4.4.2 Source

Source is a data type that is used to express the sound source localization information. In HARK  , LocalizeMUSIC  (output), SourceTracker  (input-output), GHDSS  (input), a sequence of nodes such as this, from sound source localization to speech recognition, will set ObjectRef of Map<int, ObjectRef> to point to the Source .

Source has the following information below:

  1. ID: int  type. Sound source ID

  2. Power: float  type. Power of localized direction.

  3. Coordinate: float  type, 3-dimensional array. The Cartesian coordinate of a sphere unit that corresponds to the sound source direction.

  4. Duration: double  type.
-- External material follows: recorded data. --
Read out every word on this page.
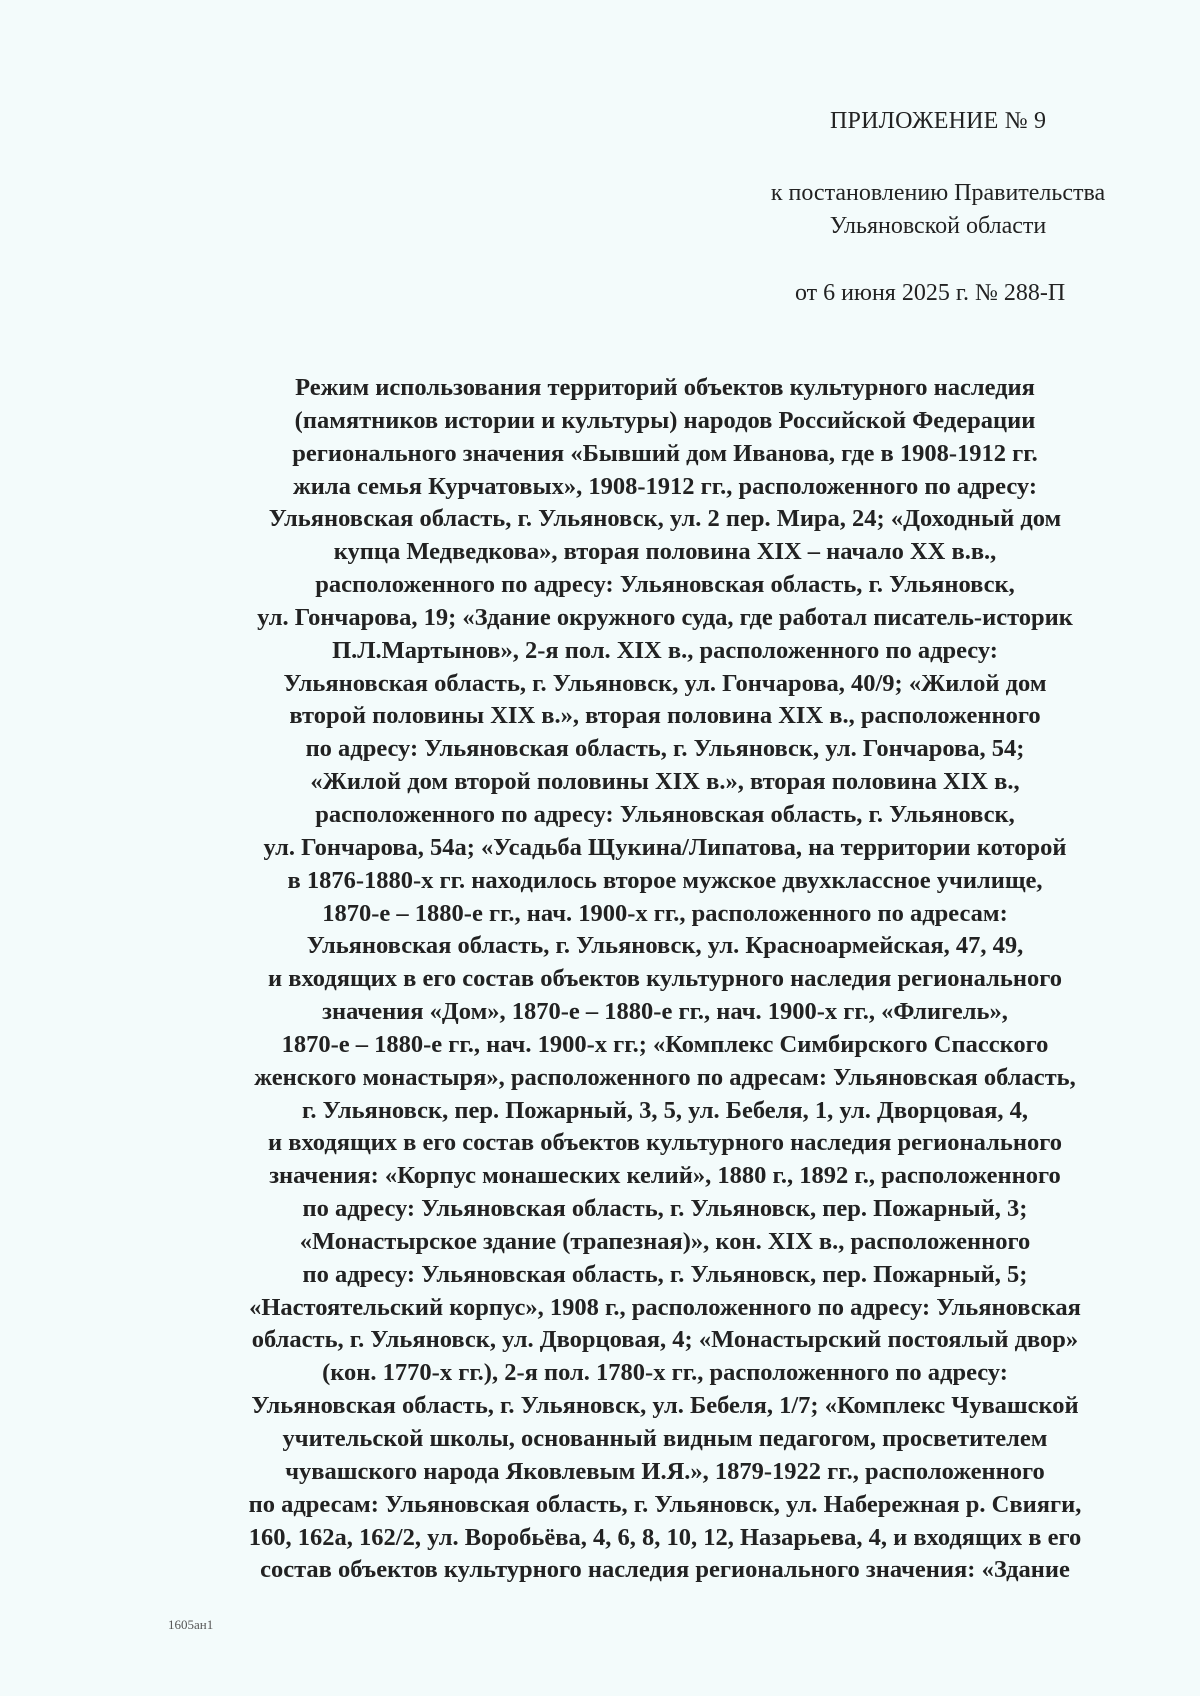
ПРИЛОЖЕНИЕ № 9
к постановлению Правительства
Ульяновской области
от 6 июня 2025 г. № 288-П
Режим использования территорий объектов культурного наследия
(памятников истории и культуры) народов Российской Федерации
регионального значения «Бывший дом Иванова, где в 1908-1912 гг.
жила семья Курчатовых», 1908-1912 гг., расположенного по адресу:
Ульяновская область, г. Ульяновск, ул. 2 пер. Мира, 24; «Доходный дом
купца Медведкова», вторая половина XIX – начало XX в.в.,
расположенного по адресу: Ульяновская область, г. Ульяновск,
ул. Гончарова, 19; «Здание окружного суда, где работал писатель-историк
П.Л.Мартынов», 2-я пол. XIX в., расположенного по адресу:
Ульяновская область, г. Ульяновск, ул. Гончарова, 40/9; «Жилой дом
второй половины XIX в.», вторая половина XIX в., расположенного
по адресу: Ульяновская область, г. Ульяновск, ул. Гончарова, 54;
«Жилой дом второй половины XIX в.», вторая половина XIX в.,
расположенного по адресу: Ульяновская область, г. Ульяновск,
ул. Гончарова, 54а; «Усадьба Щукина/Липатова, на территории которой
в 1876-1880-х гг. находилось второе мужское двухклассное училище,
1870-е – 1880-е гг., нач. 1900-х гг., расположенного по адресам:
Ульяновская область, г. Ульяновск, ул. Красноармейская, 47, 49,
и входящих в его состав объектов культурного наследия регионального
значения «Дом», 1870-е – 1880-е гг., нач. 1900-х гг., «Флигель»,
1870-е – 1880-е гг., нач. 1900-х гг.; «Комплекс Симбирского Спасского
женского монастыря», расположенного по адресам: Ульяновская область,
г. Ульяновск, пер. Пожарный, 3, 5, ул. Бебеля, 1, ул. Дворцовая, 4,
и входящих в его состав объектов культурного наследия регионального
значения: «Корпус монашеских келий», 1880 г., 1892 г., расположенного
по адресу: Ульяновская область, г. Ульяновск, пер. Пожарный, 3;
«Монастырское здание (трапезная)», кон. XIX в., расположенного
по адресу: Ульяновская область, г. Ульяновск, пер. Пожарный, 5;
«Настоятельский корпус», 1908 г., расположенного по адресу: Ульяновская
область, г. Ульяновск, ул. Дворцовая, 4; «Монастырский постоялый двор»
(кон. 1770-х гг.), 2-я пол. 1780-х гг., расположенного по адресу:
Ульяновская область, г. Ульяновск, ул. Бебеля, 1/7; «Комплекс Чувашской
учительской школы, основанный видным педагогом, просветителем
чувашского народа Яковлевым И.Я.», 1879-1922 гг., расположенного
по адресам: Ульяновская область, г. Ульяновск, ул. Набережная р. Свияги,
160, 162а, 162/2, ул. Воробьёва, 4, 6, 8, 10, 12, Назарьева, 4, и входящих в его
состав объектов культурного наследия регионального значения: «Здание
1605ан1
The number of frames before a localized sound source is terminated. This value decreases when the sound is not detected. When it reaches 0, the sound source will be terminated. This is an internal variable only used by the SourceTracker node.
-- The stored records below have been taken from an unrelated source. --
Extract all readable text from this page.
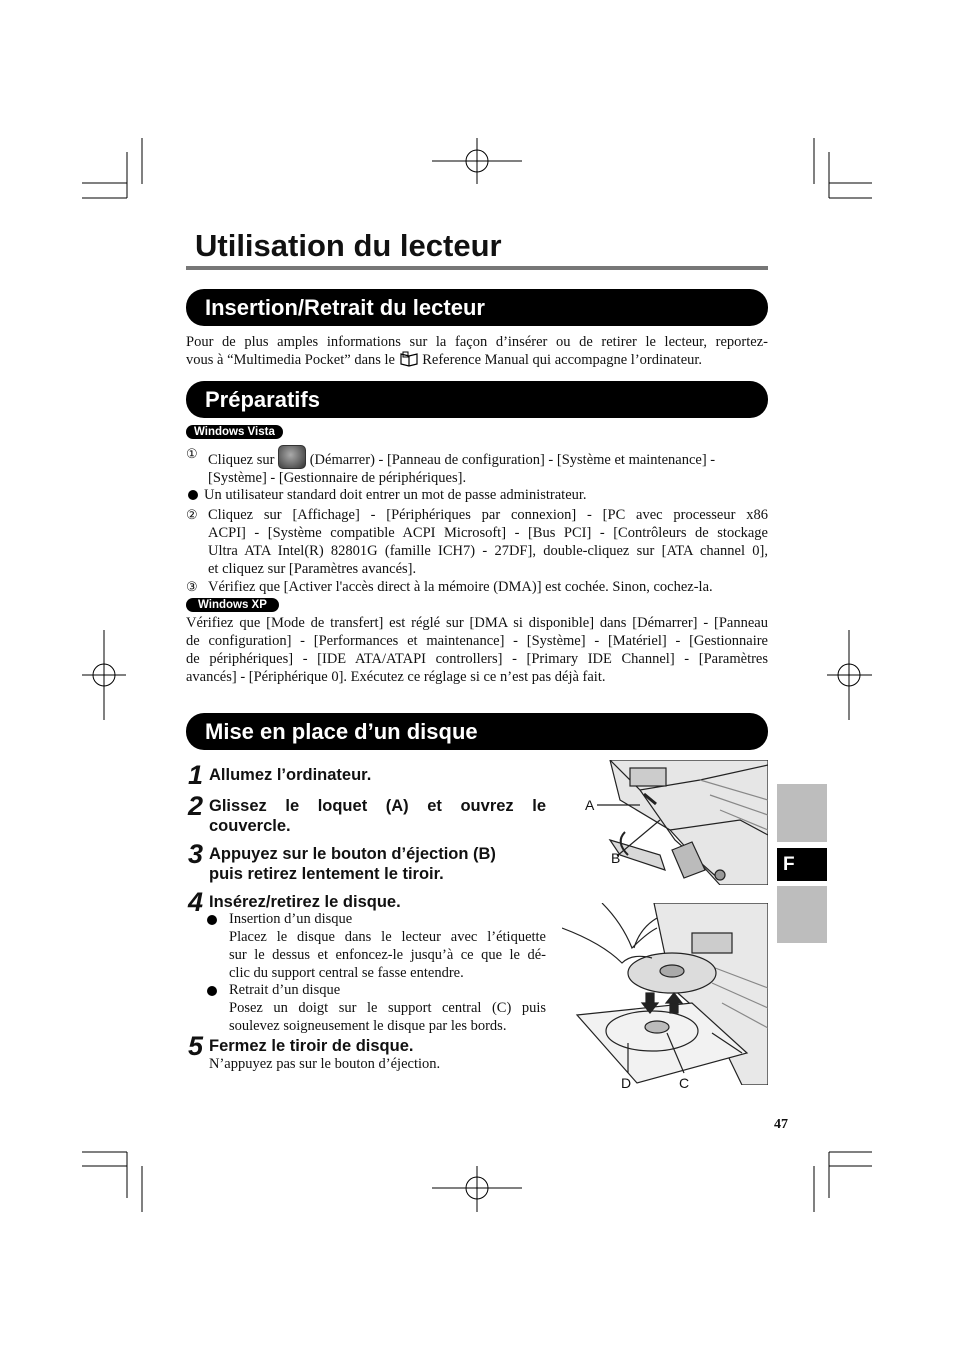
Utilisation du lecteur
Insertion/Retrait du lecteur
Pour de plus amples informations sur la façon d’insérer ou de retirer le lecteur, reportez-
vous à “Multimedia Pocket” dans le Reference Manual qui accompagne l’ordinateur.
Préparatifs
Windows Vista
① Cliquez sur (Démarrer) - [Panneau de configuration] - [Système et maintenance] -
[Système] - [Gestionnaire de périphériques].
Un utilisateur standard doit entrer un mot de passe administrateur.
② Cliquez sur [Affichage] - [Périphériques par connexion] - [PC avec processeur x86
ACPI] - [Système compatible ACPI Microsoft] - [Bus PCI] - [Contrôleurs de stockage
Ultra ATA Intel(R) 82801G (famille ICH7) - 27DF], double-cliquez sur [ATA channel 0],
et cliquez sur [Paramètres avancés].
③ Vérifiez que [Activer l'accès direct à la mémoire (DMA)] est cochée. Sinon, cochez-la.
Windows XP
Vérifiez que [Mode de transfert] est réglé sur [DMA si disponible] dans [Démarrer] - [Panneau
de configuration] - [Performances et maintenance] - [Système] - [Matériel] - [Gestionnaire
de périphériques] - [IDE ATA/ATAPI controllers] - [Primary IDE Channel] - [Paramètres
avancés] - [Périphérique 0]. Exécutez ce réglage si ce n’est pas déjà fait.
Mise en place d’un disque
1 Allumez l’ordinateur.
2 Glissez le loquet (A) et ouvrez le
couvercle.
3 Appuyez sur le bouton d’éjection (B)
puis retirez lentement le tiroir.
4 Insérez/retirez le disque.
Insertion d’un disque
Placez le disque dans le lecteur avec l’étiquette
sur le dessus et enfoncez-le jusqu’à ce que le dé-
clic du support central se fasse entendre.
Retrait d’un disque
Posez un doigt sur le support central (C) puis
soulevez soigneusement le disque par les bords.
5 Fermez le tiroir de disque.
N’appuyez pas sur le bouton d’éjection.
A
B
D	C
F
47
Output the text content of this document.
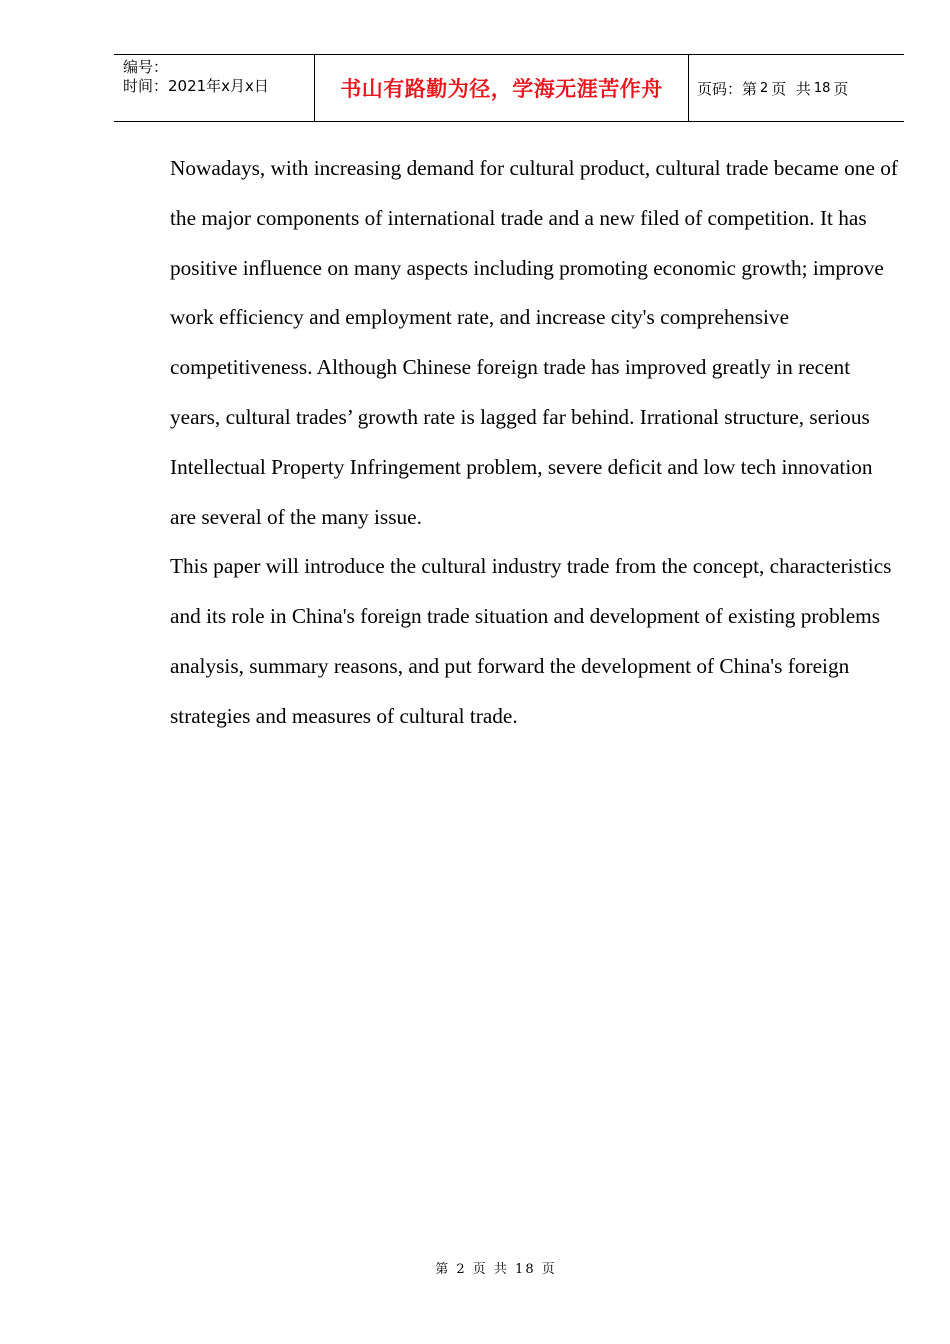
编号：
时间：2021年x月x日	书山有路勤为径，学海无涯苦作舟 页码：第 2 页  共 18 页

Nowadays, with increasing demand for cultural product, cultural trade became one of the major components of international trade and a new filed of competition. It has positive influence on many aspects including promoting economic growth; improve work efficiency and employment rate, and increase city's comprehensive competitiveness. Although Chinese foreign trade has improved greatly in recent years, cultural trades’ growth rate is lagged far behind. Irrational structure, serious Intellectual Property Infringement problem, severe deficit and low tech innovation are several of the many issue.

This paper will introduce the cultural industry trade from the concept, characteristics and its role in China's foreign trade situation and development of existing problems analysis, summary reasons, and put forward the development of China's foreign strategies and measures of cultural trade.

第 2 页 共 18 页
  5. TF index: int  type. Indicates the index of the localized direction within the Transfer Function file.

——–

Problem

Read this to know more about nodes that uses (Map $<\cdot $,$\cdot >$) for input/output such as MFCCExtraction  and SpeechRecognitionClient .

Solution

The Map  data type is a set of key and the data that corresponds to that key. For example, in a 3-speaker simultaneous speech recognition, features are separated for each speaker. Then, each feature is assigned a key based on the speaker’s speech index ID. The key and data are then handled as a set. Through this each speaker and speech can be distinguished.